Ребята, которым мы груз везли, очень сильно волновались за нас и за то, как это повлияет на наши поездки. Но мы всех успокоили, сказали, что с нами всё нормально.

— Какие у вас сложились отношения с бойцами?
— Конечно, важно то, что мы везём: системы РЭБ, обнаружители дронов, какие-то личные вещи, лекарства. Но не меньше им нужна наша поддержка. Нас очень ждут, и мы всегда приезжаем с огромной радостью в сердце. Привозим детские письма, адресованные бойцам, иногда снимаем какие-то ролики, поздравляем с днями рождения. Обязательно с собой берём что-то домашнее: ребята же там подолгу одни, в своём военном мужском коллективе, и что-то, что пахнет домом, радует и сильно поднимает боевой дух.

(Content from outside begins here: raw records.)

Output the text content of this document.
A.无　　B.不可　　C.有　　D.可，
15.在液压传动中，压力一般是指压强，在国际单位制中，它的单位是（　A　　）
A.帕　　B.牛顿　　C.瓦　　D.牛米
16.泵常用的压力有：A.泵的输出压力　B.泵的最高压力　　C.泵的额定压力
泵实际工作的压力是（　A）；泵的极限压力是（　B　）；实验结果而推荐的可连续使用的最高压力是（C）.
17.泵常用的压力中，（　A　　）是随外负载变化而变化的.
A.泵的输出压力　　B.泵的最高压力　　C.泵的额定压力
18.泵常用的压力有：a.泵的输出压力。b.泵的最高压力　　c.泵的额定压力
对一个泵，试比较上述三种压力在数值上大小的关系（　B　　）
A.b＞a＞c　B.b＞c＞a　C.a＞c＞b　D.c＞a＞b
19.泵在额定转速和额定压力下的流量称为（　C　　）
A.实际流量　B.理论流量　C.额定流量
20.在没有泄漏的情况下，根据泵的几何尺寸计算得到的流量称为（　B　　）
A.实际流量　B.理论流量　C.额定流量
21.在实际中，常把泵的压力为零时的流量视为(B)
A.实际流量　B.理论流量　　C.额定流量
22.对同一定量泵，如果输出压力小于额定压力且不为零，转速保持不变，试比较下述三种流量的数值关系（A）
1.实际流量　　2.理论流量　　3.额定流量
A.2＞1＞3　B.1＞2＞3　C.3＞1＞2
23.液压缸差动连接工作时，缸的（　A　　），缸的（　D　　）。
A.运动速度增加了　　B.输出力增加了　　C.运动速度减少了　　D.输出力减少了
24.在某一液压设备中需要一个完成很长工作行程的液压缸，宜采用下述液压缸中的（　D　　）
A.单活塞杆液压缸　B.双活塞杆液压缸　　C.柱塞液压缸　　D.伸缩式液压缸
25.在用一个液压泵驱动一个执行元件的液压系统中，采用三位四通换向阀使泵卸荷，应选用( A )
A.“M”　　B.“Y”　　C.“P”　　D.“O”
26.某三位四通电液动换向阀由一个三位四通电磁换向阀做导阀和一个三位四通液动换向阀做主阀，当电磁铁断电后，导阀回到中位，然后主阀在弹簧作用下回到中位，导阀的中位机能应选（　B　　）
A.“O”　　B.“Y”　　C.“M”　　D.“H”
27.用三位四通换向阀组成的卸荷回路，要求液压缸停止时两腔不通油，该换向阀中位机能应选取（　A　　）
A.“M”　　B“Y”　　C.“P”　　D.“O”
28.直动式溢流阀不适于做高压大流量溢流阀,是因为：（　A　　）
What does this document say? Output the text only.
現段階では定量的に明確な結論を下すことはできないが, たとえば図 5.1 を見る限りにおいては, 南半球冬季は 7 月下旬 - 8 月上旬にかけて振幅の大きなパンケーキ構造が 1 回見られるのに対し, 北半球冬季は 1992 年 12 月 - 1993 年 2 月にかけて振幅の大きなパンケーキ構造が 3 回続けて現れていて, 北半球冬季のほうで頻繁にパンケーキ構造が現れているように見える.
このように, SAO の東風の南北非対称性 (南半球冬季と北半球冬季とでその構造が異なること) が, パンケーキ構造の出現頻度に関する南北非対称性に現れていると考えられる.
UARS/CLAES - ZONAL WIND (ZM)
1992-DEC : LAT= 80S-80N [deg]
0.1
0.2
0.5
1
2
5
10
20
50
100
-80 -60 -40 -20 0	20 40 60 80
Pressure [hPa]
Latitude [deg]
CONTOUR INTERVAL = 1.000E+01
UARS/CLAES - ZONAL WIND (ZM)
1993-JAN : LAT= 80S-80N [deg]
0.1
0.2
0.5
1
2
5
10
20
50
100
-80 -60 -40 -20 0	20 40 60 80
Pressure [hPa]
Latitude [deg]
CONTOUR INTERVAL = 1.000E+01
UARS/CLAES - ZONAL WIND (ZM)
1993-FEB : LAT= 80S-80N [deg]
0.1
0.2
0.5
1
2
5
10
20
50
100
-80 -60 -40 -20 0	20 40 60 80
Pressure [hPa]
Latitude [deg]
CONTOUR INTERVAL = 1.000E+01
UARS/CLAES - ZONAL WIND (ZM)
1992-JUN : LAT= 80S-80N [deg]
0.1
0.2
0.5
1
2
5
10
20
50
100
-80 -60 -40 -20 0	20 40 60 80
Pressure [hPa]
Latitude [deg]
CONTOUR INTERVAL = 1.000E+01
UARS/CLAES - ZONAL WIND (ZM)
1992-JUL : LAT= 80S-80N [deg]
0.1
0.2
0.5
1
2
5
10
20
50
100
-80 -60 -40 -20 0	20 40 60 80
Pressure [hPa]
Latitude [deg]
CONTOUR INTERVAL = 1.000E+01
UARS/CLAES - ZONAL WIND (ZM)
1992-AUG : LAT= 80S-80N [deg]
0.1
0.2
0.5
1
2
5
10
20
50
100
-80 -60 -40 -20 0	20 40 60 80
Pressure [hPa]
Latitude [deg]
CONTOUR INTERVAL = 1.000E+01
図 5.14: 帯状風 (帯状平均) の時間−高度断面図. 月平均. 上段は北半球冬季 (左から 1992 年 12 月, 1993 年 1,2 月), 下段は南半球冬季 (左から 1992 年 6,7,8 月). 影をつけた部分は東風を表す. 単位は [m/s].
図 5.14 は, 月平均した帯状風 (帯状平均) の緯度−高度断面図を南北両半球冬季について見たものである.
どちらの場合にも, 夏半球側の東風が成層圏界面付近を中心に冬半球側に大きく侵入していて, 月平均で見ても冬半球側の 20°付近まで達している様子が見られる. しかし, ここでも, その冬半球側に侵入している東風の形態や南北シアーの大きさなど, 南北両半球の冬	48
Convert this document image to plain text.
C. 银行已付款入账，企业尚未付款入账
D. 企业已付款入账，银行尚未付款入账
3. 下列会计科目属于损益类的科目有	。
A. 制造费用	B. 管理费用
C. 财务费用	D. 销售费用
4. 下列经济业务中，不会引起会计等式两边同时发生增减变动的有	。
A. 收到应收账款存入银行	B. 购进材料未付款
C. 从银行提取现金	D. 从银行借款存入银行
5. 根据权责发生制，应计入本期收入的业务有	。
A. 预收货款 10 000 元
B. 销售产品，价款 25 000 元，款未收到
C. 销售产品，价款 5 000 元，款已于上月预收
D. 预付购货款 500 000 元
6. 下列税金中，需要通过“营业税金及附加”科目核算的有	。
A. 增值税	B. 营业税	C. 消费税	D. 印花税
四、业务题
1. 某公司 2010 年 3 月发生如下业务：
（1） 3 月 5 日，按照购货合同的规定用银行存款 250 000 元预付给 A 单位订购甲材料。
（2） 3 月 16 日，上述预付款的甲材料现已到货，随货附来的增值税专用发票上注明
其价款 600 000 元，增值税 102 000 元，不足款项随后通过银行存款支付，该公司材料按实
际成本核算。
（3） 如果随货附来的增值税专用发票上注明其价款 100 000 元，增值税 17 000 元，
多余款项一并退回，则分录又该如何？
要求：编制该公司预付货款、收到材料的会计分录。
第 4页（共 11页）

У меня несколько медалей от разных подразделений. Конечно, такое внимание очень приятно, но работаю я не ради медалей. Самое важное — это глаза ребят, когда к ним приезжаешь, их тёплые объятия, радость на лицах, ощущение, что ты можешь хотя бы на какое-то время вызвать у бойцов улыбку.

Впрочем, одна благодарность имеет для меня особенное значение. Она от конкретного бойца из подразделения, которому я довольно долго помогала. Представьте, ребята постоянно находятся на своих позициях, в сложных условиях, в постоянной опасности, практически не выезжают. И он в такой ситуации всё равно добыл статуэтку с надписью «Самый лучший волонтёр на свете»! Это, наверное, была самая приятная награда за всё время.